When the big day finally came, it was anything but normal. We had roughly 20 nurses in our room in order to rush Mikey to the NICU for immediate testing and observation. The plan was for me to stay with Mikey no matter what. When Mikey was born, he wasn't breathing. The cord was wrapped around his neck and he had a hole in his lung which was taking in fluid.
Mikey and I spent 2 hours in the NICU together while nurses ran tubes down his throat and attempted to suck out any fluid in his lungs. He couldn't breathe and I was just trying to hold myself together. Eventually his lungs were cleared out and they finally managed to set an IV in my new born son. He finally settled down and fell asleep. This was just the beginning..
After the first couple years we began to cope with the diagnosis. When a child is born this way, it all just becomes "normal". You take the hand you're dealt and try to make the best of it. As many of you know Mikey has a smile that could put the sun out of business! Mikey just being his own goofy self makes things a lot easier for us as parents. He brightens the darkest of days for all of us.

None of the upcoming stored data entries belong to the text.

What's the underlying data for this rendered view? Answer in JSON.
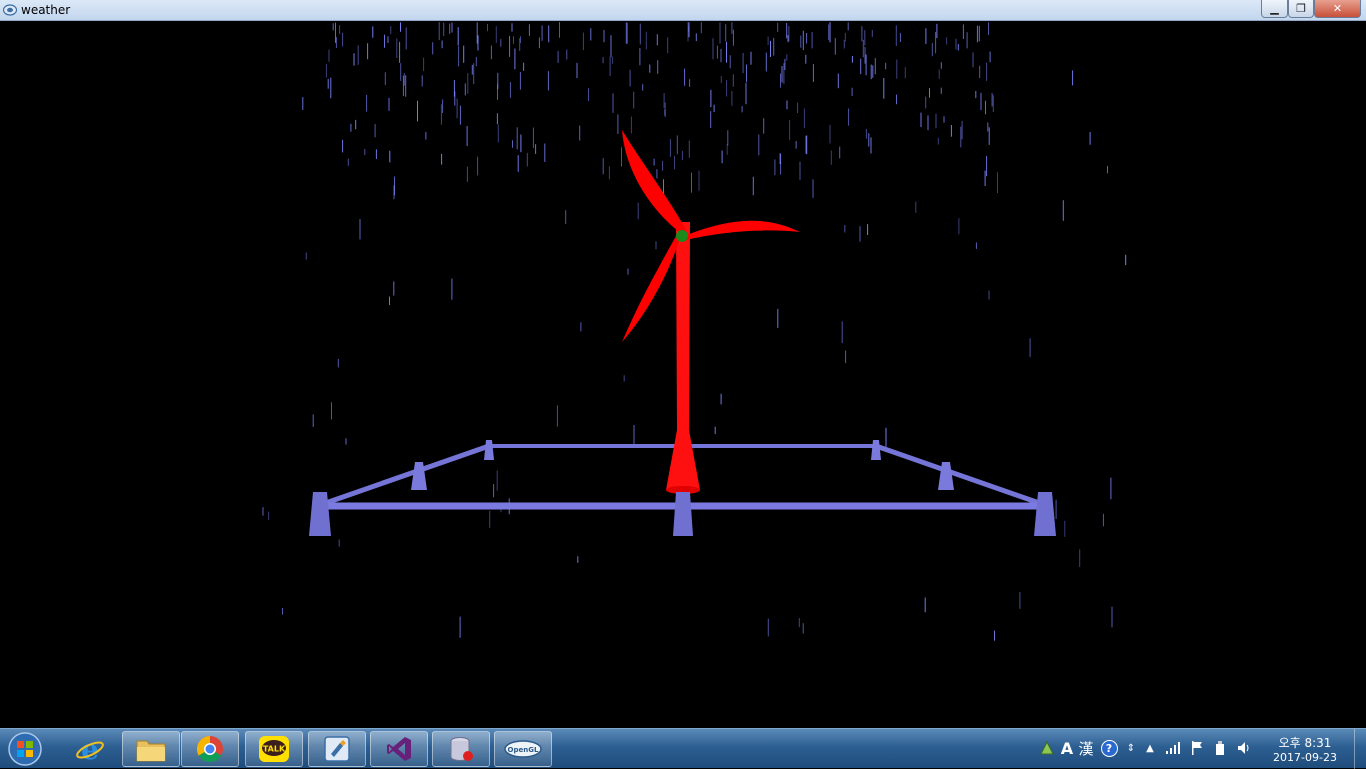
{
  "window": {
    "title": "weather",
    "minimize_label": "▁",
    "maximize_label": "❐",
    "close_label": "✕"
  },
  "scene": {
    "background": "#000000",
    "tower_color": "#ff0000",
    "blade_color": "#ff0000",
    "hub_color": "#1a8a1a",
    "platform_color": "#7575d8",
    "rain_color": "#7d86ff"
  },
  "taskbar": {
    "items": [
      {
        "name": "internet-explorer",
        "icon": "internet-explorer-icon"
      },
      {
        "name": "file-explorer",
        "icon": "folder-icon"
      },
      {
        "name": "chrome",
        "icon": "chrome-icon"
      },
      {
        "name": "kakaotalk",
        "icon": "kakaotalk-icon",
        "label": "TALK"
      },
      {
        "name": "tool-app",
        "icon": "tool-icon"
      },
      {
        "name": "visual-studio",
        "icon": "visual-studio-icon"
      },
      {
        "name": "database-app",
        "icon": "database-icon"
      },
      {
        "name": "opengl-app",
        "icon": "opengl-icon",
        "label": "OpenGL"
      }
    ]
  },
  "tray": {
    "ime_lang": "A",
    "ime_hanja": "漢",
    "help": "?",
    "time": "오후 8:31",
    "date": "2017-09-23"
  }
}
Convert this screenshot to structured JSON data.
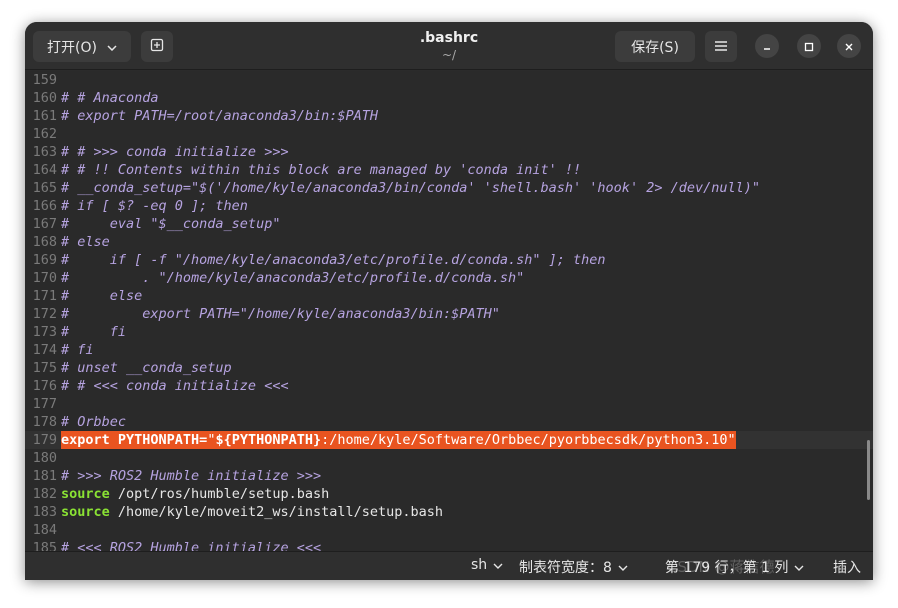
{
  "header": {
    "open_label": "打开(O)",
    "save_label": "保存(S)",
    "title": ".bashrc",
    "subtitle": "~/"
  },
  "editor": {
    "current_line": 179,
    "lines": [
      {
        "n": "159",
        "segs": []
      },
      {
        "n": "160",
        "segs": [
          {
            "t": "# # Anaconda",
            "c": "comment"
          }
        ]
      },
      {
        "n": "161",
        "segs": [
          {
            "t": "# export PATH=/root/anaconda3/bin:$PATH",
            "c": "comment"
          }
        ]
      },
      {
        "n": "162",
        "segs": []
      },
      {
        "n": "163",
        "segs": [
          {
            "t": "# # >>> conda initialize >>>",
            "c": "comment"
          }
        ]
      },
      {
        "n": "164",
        "segs": [
          {
            "t": "# # !! Contents within this block are managed by 'conda init' !!",
            "c": "comment"
          }
        ]
      },
      {
        "n": "165",
        "segs": [
          {
            "t": "# __conda_setup=\"$('/home/kyle/anaconda3/bin/conda' 'shell.bash' 'hook' 2> /dev/null)\"",
            "c": "comment"
          }
        ]
      },
      {
        "n": "166",
        "segs": [
          {
            "t": "# if [ $? -eq 0 ]; then",
            "c": "comment"
          }
        ]
      },
      {
        "n": "167",
        "segs": [
          {
            "t": "#     eval \"$__conda_setup\"",
            "c": "comment"
          }
        ]
      },
      {
        "n": "168",
        "segs": [
          {
            "t": "# else",
            "c": "comment"
          }
        ]
      },
      {
        "n": "169",
        "segs": [
          {
            "t": "#     if [ -f \"/home/kyle/anaconda3/etc/profile.d/conda.sh\" ]; then",
            "c": "comment"
          }
        ]
      },
      {
        "n": "170",
        "segs": [
          {
            "t": "#         . \"/home/kyle/anaconda3/etc/profile.d/conda.sh\"",
            "c": "comment"
          }
        ]
      },
      {
        "n": "171",
        "segs": [
          {
            "t": "#     else",
            "c": "comment"
          }
        ]
      },
      {
        "n": "172",
        "segs": [
          {
            "t": "#         export PATH=\"/home/kyle/anaconda3/bin:$PATH\"",
            "c": "comment"
          }
        ]
      },
      {
        "n": "173",
        "segs": [
          {
            "t": "#     fi",
            "c": "comment"
          }
        ]
      },
      {
        "n": "174",
        "segs": [
          {
            "t": "# fi",
            "c": "comment"
          }
        ]
      },
      {
        "n": "175",
        "segs": [
          {
            "t": "# unset __conda_setup",
            "c": "comment"
          }
        ]
      },
      {
        "n": "176",
        "segs": [
          {
            "t": "# # <<< conda initialize <<<",
            "c": "comment"
          }
        ]
      },
      {
        "n": "177",
        "segs": []
      },
      {
        "n": "178",
        "segs": [
          {
            "t": "# Orbbec",
            "c": "comment"
          }
        ]
      },
      {
        "n": "179",
        "selected": true,
        "segs": [
          {
            "t": "export",
            "c": "hl-kw"
          },
          {
            "t": " PYTHONPATH=",
            "c": "hl-kw"
          },
          {
            "t": "\"",
            "c": "hl-str"
          },
          {
            "t": "${PYTHONPATH}",
            "c": "hl-var"
          },
          {
            "t": ":/home/kyle/Software/Orbbec/pyorbbecsdk/python3.10\"",
            "c": "hl-str"
          }
        ]
      },
      {
        "n": "180",
        "segs": []
      },
      {
        "n": "181",
        "segs": [
          {
            "t": "# >>> ROS2 Humble initialize >>>",
            "c": "comment"
          }
        ]
      },
      {
        "n": "182",
        "segs": [
          {
            "t": "source",
            "c": "kw"
          },
          {
            "t": " /opt/ros/humble/setup.bash",
            "c": "plain"
          }
        ]
      },
      {
        "n": "183",
        "segs": [
          {
            "t": "source",
            "c": "kw"
          },
          {
            "t": " /home/kyle/moveit2_ws/install/setup.bash",
            "c": "plain"
          }
        ]
      },
      {
        "n": "184",
        "segs": []
      },
      {
        "n": "185",
        "segs": [
          {
            "t": "# <<< ROS2 Humble initialize <<<",
            "c": "comment"
          }
        ]
      }
    ]
  },
  "status": {
    "language": "sh",
    "tab_width": "制表符宽度：8",
    "position": "第 179 行，第 1 列",
    "mode": "插入",
    "watermark": "CSDN @蒋信德"
  },
  "colors": {
    "selection": "#e95420",
    "comment": "#b6a3e0",
    "keyword": "#8ae234",
    "background": "#2a2a2a"
  }
}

As Mikey gets older, everything gets harder. My main goal in life is to make things easier for my son. Independence is something we all take for granted. Unfortunately my son will likely need specialized equipment through out his life to do things regular people do everyday.
It's not easy for me to ask for help. I can be a very proud man. My son has taught me many things in life without even speaking. First thing that comes to mind is obviously unconditional love. The second.. humility. Always be grateful for what you have and don't be to proud to ask for help.
Thank you for looking at Mikey's page!